Interventional Radiology procedures usually involve guiding a needle into the body using ultrasound or CT and accessing a particular organ (liver, kidney, stomach etc) or a vessel (artery or vein), then guiding a wire and catheter through the needle into that area. Using a real-time x-ray camera, the wire and catheter can then be guided through the body to perform whatever procedure is required.
Interventional Radiology can be divided into 4 main subgroups:
1. Vascular Intervention (Arterial) – procedures involving the arteries throughout the body such as angioplasty (balloon dilatation of narrowed blood vessels) or embolisation (blocking off blood vessels to tumours or when someone is bleeding internally).
2. Vascular Intervention (Venous) – procedures involving the veins such as inserting lines into veins, inserting filters to prevent clot travelling around the body (IVC filters) or using devices to suck clot out of blocked veins (thrombectomy).

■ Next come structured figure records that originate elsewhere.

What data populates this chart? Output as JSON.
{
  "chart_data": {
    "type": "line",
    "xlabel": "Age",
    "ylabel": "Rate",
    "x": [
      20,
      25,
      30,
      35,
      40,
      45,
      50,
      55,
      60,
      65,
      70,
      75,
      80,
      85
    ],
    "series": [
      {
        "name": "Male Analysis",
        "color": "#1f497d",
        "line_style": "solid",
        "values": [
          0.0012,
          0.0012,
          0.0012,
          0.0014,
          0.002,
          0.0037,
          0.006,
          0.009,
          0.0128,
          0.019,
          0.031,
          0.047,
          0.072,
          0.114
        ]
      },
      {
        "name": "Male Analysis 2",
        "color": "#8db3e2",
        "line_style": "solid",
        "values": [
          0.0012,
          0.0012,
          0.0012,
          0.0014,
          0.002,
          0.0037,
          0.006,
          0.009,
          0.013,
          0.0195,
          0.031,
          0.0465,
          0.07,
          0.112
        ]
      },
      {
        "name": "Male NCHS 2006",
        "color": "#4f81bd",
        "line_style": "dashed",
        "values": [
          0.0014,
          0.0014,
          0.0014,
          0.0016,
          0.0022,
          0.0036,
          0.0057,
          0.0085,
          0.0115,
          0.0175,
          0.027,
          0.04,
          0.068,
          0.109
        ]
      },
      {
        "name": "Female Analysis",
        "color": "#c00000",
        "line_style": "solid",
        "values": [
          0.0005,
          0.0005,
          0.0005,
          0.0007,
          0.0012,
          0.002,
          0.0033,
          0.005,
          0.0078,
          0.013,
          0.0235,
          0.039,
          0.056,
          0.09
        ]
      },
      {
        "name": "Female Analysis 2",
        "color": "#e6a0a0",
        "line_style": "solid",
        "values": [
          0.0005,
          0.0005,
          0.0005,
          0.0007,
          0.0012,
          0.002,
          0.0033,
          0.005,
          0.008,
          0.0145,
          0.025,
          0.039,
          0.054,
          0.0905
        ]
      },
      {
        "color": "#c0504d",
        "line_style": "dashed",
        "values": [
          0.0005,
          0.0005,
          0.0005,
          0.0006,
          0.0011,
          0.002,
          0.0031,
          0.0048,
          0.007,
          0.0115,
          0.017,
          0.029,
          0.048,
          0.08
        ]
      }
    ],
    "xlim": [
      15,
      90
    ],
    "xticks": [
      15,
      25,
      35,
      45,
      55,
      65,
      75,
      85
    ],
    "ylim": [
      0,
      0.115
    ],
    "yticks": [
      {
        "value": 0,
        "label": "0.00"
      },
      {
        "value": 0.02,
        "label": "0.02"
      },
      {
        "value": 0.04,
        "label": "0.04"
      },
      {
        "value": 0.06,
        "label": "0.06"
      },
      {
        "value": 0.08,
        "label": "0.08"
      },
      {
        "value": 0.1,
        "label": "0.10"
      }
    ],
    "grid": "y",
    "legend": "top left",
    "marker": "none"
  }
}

3. Non-vascular Intervention – procedures not involving the blood vessels such as unblocking kidneys (nephrostomy) or the liver (PTC), injecting cement into collapsed bones (vertebroplasty) or inserting feeding tubes into the stomach (RIG).
4. Interventional Oncology – procedures performed for the diagnosis or treatment of cancer such as tumour ablation (killing tumour cells by inserting a needle into a tumour and heating it up) or injecting chemotherapy coated beads into tumours to kill them (TACE).